Выбрать главу

Аскетическая практика и духовная культура, притом религий весьма различных, как известно, запрещает произносить слово Я. Отчетливость и незатуманенность духовной жизни требует усиленного самообъектирования и понуждения себя к выходу из субъективности. Напротив, хорошо известно злоупотребление этой частью речи, когда предаются мечтательности, духовной бесформенности, когда не умеют или не хотят держать над собою Контроль.

Окончательная утеря имени общественно всегда означала гражданскую и историческую смерть, окончательное исчезновение с горизонта истории; напротив, вхождение в историю, закрепление в ней своего места, своей реальности всегда обозначалось как «создание себе имени», высшею степенью чего является в е ч н а я п а м я т ь имени соборным сознанием Церкви и, наконец, — Богом. Памятование Богом имен значит вечное существование этих Я, а окончательный разрыв с бытием равносилен забвению Богом имени или уничтожение его в Книге жизни.

Но, оставляя сейчас вопрос об окончательном утверждении или окончательном уничтожении реальности человеческой, будем говорить об относительном, — происходящем на наших глазах. Наиболее чистое, наиболее близкое к райскому, наиболее далекое из естественных состояний сознания — есть детское, первый цикл, до трех с половиной лет. Наблюдатели детской жизни давно отметили, что в это время своей жизни ребенок еще не употребляет слово Я, а говорит о себе в третьем лице и называет себя по имени. Приблизительно к концу этого периода возникает в детской речи местоимение Я — первый прорыв первородного греха. Напротив, на высотах духовного подвига человек снова становится «как дитя»; и, входя в Царствие Небесное, он снова утрачивает местоимение первого лица и говорит о себе в третьем, либо называя по имени, — как, например, Преподобный Серафим всегда сообщал о себе: «убогий Серафим», либо вообще оставляя в неясности, о ком именно идет речь: «некто видел», «некий муж слышал». Так и Апостол: «знаю человека, который…» Насколько недуховному важно не то, что было или есть, а отношение бывшего именно к нему, Я, настолько же у духовного ударение заинтересованности падает на существо дела, на содержание возвещаемой истины, Я же тут не только второстепенно по значению, но и, будучи подчеркиваемо, может возмутить это содержание случайностями, затуманивающими четкий облик истины. В области духовной Я есть признак прелести, имя же — критической чистоты.

Расстройство личности нередко сопровождается утратою именем его сосредоточного места.
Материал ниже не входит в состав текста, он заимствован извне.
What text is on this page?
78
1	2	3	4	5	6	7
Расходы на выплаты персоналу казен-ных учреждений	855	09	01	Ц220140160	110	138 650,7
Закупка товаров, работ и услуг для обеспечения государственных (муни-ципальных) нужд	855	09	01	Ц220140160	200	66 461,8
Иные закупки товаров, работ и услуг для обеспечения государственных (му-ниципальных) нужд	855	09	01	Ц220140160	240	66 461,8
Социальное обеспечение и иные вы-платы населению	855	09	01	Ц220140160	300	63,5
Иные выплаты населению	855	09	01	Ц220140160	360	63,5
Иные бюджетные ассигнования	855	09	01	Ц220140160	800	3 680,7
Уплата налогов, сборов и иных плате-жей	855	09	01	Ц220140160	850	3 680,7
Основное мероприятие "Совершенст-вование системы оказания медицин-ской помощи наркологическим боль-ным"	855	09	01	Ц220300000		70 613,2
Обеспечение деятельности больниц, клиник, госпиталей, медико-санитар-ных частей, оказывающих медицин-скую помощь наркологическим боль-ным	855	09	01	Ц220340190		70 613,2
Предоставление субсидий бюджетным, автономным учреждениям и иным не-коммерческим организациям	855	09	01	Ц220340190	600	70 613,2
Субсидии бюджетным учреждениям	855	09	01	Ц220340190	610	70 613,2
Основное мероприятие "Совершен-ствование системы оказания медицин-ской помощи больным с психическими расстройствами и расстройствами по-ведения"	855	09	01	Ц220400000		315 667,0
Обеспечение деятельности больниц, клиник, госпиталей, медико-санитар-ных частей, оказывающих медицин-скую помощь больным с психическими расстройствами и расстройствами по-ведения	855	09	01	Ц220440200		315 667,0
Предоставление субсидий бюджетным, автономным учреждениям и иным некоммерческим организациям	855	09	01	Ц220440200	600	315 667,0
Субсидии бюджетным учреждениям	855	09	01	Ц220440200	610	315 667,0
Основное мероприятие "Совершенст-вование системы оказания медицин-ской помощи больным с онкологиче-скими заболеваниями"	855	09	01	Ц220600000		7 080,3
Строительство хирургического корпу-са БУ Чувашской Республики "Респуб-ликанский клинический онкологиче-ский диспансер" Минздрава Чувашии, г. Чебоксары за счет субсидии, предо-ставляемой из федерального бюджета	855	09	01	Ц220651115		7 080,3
Элементы личной жизни ослабляют свои связи с именем, стремясь каждый к самостоятельности. Личность распадается и разлагается, причем имя перестает быть ясно сознаваемым коренным сказуемым Я, перестает быть идеальной формой всего содержания личной жизни.

Я начинает предицироваться случайными отдельными состояниями, соревнующимися между собою и борющимися за присвоение себе основной функции имени. Теперь уже имя не покрывает сполна своего подлежащего — Я, но это последнее предицируется и тем, и другим, и третьим, но ничем определенным и устойчивым. Многими лжеименами пытается называть себя раздирающееся между ними Я; а настоящее имя делается одним среди многих, случайным и внешним придатком. Настоящее имя сознается как нечто внешнее личности, извне внедренное в ее жизнь, могущее быть, как начинает к а з а т ь с я личности, произвольно замененным и даже вовсе снятым. Наконец, при дальнейшем расстройстве личности оно вовсе утрачивается, но вместе с ним утрачивается и непрерывность самосознания. Если Я предицируется, при этом, очевидно, под каким-то новым углом или с какой-то частной стороны, новым именем, то в связи с ним образуется и новое, самостоятельно от прошлой протекающее, полоса самосознания; но это — другая личность, может быть некоторый поразительный психический комплекс, завладевший данным организмом и провозгласивший себя личностью, может быть одержащее данный организм постороннее существо, но во всяком случае это не есть то, забвенное самосознание. Оно пришло вместе с именем. Мыслим, наконец, распад еще более глубокий: когда вообще утрачивается какое бы то ни было устойчивое имя и Я проявляет себя постоянно сменяющимися и крайне неустойчивыми суррогатами имен. Это — угасающее самосознание, в отдельные моменты фосфоресцирующее всплесками личности, раздробленной и хаотичной. А далее последует и полный мрак самозабвения и самоутраты, когда нет и мгновенных словесных сгустков, наполняющих имя.